Scholars Spotlight on Dundas & Wolf: How Memes frame Religion & Politics

The use of memes is an ever-increasing phenomenon in today’s society. Memes can be a humorous image, video, gif or piece of text that is shared on the internet. While memes may have humorous intent, they can often be misconstrued and used to express other messages.

Katie Dundas, project manager at Rose Marketing Solutions and Cody Wolf, co-researcher and current Seminary student, investigated how religion and politics are expressed through memes. They specifically explore memes during the 2016 presidential election in the article, “The Dissonance of “Civil” Religion in Religious-Political Memetic Discourse During the 2016 Presidential Elections.” According to Dundas, the goal of this research was to study “how people chose to represent their religious/political beliefs online through memes, but also how those memes then framed each of those political and religious organizations as a whole.”

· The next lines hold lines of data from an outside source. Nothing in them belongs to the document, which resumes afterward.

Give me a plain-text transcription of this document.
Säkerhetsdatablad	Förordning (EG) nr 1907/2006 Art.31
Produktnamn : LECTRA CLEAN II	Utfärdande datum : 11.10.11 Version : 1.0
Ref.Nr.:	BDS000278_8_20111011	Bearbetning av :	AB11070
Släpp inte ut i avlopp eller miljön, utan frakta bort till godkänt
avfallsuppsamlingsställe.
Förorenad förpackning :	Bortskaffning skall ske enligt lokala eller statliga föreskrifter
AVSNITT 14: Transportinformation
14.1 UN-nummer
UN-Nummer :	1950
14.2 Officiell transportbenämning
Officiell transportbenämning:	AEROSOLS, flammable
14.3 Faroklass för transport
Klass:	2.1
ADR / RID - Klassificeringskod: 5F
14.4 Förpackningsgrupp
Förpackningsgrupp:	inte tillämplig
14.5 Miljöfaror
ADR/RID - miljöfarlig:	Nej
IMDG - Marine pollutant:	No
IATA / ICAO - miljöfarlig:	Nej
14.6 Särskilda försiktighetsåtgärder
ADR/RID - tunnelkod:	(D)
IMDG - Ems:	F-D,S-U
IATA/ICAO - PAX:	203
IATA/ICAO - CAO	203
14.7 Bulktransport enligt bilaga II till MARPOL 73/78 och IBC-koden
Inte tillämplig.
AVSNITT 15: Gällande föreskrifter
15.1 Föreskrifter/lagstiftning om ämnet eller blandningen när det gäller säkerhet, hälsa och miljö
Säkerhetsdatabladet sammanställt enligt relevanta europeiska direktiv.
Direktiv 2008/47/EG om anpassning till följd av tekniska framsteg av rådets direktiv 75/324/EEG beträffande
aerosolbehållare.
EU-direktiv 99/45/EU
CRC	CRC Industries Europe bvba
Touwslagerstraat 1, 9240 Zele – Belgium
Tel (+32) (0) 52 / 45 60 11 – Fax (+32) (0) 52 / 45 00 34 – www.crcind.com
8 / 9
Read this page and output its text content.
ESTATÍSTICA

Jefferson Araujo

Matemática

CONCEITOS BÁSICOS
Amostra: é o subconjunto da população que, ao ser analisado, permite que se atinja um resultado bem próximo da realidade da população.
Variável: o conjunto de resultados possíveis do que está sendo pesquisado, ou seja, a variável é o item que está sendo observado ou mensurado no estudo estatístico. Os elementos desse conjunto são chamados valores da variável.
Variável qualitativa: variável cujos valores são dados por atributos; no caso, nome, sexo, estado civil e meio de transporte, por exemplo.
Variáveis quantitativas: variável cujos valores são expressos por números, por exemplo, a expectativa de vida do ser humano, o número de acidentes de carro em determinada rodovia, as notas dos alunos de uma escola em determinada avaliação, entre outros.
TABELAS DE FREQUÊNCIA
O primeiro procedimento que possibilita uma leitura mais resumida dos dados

An important finding highlighted in this article is the idea of “Civil Religion,” which is “where religion becomes a tool to interpret politics, with roots in nationalist ideas.” Wolf believes that through the use of memes, religious doctrines became detached from the religion in order to create a political viewpoint. A key part of this finding is the fact that most dissonance and conflict arose from contradicting religious/political combinations. As an example, Dundas highlights the reality that the Republican party memes often contradicted the Christian values that the party was established on. Because of this, Wolf hopes that “our conclusions demonstrate to people currently researching religion studies that a lot of the language and use of it we see in public discourse is not necessarily reflective of the Religion.”

As stated in this article, memetic discourse can be framed in four ways, the playful frame, the questioning frame, the mocking frame and the religious trope frame. These frames aided the researchers when analyzing the messages that religious and political memes can highlight. The result of this are the conclusions that religious-political memes are a part of civil religion, religion is shown opposing conservative ideals, civil religion in memes is hardly ever not political and expressing religion through political memes can be controversial.